Bukan Cuma Petir, Tapi Teriakan: Cerita Anak yang Mengubah Cara Kita Memandang Perbedaan


CARIDUIT.ID - Di tengah gempuran konten digital cepat saji, sebuah kisah dongeng bergema kuat di media sosial dan ruang-ruang diskusi literasi anak. 

Judulnya sederhana: “Kerajaan Awan dan Anak Petir”. Namun isi ceritanya menggugah. Dongeng ini tidak sekadar memukau lewat kisah fiksi penuh imajinasi, tetapi juga menyentuh akar persoalan sosial yang relevan dengan kehidupan modern: kekuasaan, perbedaan, dan keberanian menyuarakan kebenaran.

Untuk kalian yang ingin tau banyak seputar dunia dongeng bisa kunjungi ceritadongeng.

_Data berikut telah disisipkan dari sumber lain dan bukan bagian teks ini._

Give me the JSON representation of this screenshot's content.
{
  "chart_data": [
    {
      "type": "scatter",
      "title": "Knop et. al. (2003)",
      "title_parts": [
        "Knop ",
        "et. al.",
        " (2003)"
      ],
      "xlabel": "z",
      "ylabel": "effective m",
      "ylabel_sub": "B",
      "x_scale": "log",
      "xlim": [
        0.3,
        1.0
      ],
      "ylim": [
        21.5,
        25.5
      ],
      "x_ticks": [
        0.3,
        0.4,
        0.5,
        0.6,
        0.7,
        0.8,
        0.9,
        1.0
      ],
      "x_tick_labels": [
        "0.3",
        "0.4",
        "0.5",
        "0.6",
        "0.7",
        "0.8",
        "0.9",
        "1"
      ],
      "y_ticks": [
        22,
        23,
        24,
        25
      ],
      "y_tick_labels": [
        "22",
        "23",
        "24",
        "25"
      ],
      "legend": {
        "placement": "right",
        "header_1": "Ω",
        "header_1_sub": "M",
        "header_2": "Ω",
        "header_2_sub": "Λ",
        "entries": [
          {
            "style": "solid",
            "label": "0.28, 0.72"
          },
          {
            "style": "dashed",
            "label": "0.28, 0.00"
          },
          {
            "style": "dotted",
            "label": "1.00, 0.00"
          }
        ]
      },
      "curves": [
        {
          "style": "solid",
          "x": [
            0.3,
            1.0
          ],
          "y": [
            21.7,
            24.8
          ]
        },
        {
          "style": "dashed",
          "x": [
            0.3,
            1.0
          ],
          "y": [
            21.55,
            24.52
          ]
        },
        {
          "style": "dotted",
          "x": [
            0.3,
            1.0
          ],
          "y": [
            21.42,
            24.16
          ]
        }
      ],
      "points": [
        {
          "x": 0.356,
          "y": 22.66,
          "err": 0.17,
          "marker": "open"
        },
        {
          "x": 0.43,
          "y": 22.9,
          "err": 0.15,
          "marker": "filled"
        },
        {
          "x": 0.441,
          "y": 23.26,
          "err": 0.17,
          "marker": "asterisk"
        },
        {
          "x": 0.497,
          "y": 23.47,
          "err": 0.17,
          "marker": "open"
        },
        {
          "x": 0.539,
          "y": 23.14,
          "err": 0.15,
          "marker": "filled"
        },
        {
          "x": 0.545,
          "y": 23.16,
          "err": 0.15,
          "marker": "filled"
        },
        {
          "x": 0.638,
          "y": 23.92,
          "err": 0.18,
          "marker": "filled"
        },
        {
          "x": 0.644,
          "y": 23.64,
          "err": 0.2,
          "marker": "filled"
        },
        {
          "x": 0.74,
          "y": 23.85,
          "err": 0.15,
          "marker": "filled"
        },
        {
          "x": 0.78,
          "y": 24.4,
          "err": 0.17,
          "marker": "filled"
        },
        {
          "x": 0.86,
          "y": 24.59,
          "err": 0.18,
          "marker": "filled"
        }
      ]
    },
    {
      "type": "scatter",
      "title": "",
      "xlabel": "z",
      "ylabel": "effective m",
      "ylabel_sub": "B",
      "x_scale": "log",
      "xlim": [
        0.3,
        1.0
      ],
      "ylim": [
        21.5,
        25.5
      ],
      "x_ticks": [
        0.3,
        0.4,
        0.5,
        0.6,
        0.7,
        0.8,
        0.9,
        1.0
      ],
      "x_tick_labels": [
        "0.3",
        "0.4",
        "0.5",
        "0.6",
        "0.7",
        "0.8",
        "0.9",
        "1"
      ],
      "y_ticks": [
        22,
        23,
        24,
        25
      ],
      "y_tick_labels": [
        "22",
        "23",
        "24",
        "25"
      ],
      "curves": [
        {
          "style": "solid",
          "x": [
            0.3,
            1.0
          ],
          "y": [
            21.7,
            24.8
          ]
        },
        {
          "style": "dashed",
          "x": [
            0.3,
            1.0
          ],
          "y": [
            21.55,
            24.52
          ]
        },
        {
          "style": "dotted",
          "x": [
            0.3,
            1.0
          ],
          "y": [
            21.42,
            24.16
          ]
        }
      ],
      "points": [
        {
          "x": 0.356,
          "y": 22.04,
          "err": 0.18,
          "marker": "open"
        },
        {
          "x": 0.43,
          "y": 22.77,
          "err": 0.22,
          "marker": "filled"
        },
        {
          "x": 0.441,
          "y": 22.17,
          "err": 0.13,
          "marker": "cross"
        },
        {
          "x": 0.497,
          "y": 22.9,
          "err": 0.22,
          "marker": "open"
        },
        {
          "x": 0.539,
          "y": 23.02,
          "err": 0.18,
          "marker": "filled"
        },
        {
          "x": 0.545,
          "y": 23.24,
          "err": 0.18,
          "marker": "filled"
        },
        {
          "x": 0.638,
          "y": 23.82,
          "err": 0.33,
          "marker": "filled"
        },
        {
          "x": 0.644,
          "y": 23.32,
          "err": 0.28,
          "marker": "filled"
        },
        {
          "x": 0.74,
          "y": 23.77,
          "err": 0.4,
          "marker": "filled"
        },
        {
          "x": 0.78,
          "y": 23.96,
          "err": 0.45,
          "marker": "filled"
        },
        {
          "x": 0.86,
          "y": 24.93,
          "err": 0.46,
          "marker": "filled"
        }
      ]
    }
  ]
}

Cerita ini, yang konon berasal dari naskah rakyat yang dimodifikasi untuk anak-anak generasi Z, membawa pembaca ke dunia di atas langit tempat “Kerajaan Awan” berada, sebuah negeri putih yang hidup damai dan teratur. 

Namun, kehidupan di kerajaan itu terancam oleh “Anak Petir”, makhluk langit pemberontak yang sering menyusup dan mengguncang dunia Awan.

Alih-alih sosok antagonis biasa, Anak Petir justru muncul sebagai simbol ketidakadilan. Ia bukan makhluk jahat, tapi makhluk yang terusir dari wilayah Awan karena berbeda bentuk dan suara. 

Ia bersuara keras, menggelegar, dan dianggap mengganggu ketenangan langit. Padahal, “guntur” yang ia hasilkan sesungguhnya adalah bentuk ekspresi dan seruan agar didengarkan.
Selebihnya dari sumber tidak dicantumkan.